Competitive and selective learning method for vector quantizer design—Equidistortion principle and its algorithm

Abstract

AbstractA new competitive learning approach for optimal vector quantizer is presented. First, it is shown that the original Competitive Learning (CL) algorithm can be derived from the two necessary conditions forming the basis of the traditional nonconnectionist vector quantizer (VQ) design algorithm called the LBG algorithm. It is then shown that the conventional conscience principle or equiprobable principle is not optimal from the standpoint of the minimization of the expected dis‐tortion. Next, a basic principle is introduced. Called the equidistortion principle (a necessary condition for optimal vector quantizers) it is derived by using Gersho's asymptotic theory. It is shown to be applicable to distributions consisting of disjoint clusters. Then a new competitive learning algorithm with a selection mechanism, called the competitive and selective learning (CSL) algorithm and based on the equidistortion principle, is proposed here.

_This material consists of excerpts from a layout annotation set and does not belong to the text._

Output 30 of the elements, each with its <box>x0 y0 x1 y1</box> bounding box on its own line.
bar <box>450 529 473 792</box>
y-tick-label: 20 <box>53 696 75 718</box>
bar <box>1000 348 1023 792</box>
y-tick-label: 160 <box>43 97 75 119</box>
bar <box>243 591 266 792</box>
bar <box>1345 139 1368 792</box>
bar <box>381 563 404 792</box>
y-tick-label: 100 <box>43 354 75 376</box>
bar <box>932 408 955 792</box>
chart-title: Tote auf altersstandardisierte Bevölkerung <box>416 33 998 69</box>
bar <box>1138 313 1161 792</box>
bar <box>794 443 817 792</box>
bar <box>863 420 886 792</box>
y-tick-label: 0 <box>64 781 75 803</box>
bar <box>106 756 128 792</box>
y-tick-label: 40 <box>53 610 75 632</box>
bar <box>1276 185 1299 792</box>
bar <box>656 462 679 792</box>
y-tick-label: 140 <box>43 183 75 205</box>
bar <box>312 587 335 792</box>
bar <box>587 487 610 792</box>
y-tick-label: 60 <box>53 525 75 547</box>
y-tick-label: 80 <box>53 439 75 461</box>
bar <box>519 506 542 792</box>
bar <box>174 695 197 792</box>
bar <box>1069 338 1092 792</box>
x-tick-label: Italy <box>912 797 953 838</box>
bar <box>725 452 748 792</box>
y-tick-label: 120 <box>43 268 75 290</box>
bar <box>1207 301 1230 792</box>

Since the selection mechanism enables the system to escape from local minima, the proposed algorithm can obtain better performance without a particular initialization procedure even when the input data clusters in a number of regions in the input vector space. In a synthetic one‐dimensional quantizer problem in which the optimum quantizer can be numerically obtained, less than 2% of the minimum distortion has been found which had not been obtained previously by con‐ventional algorithms.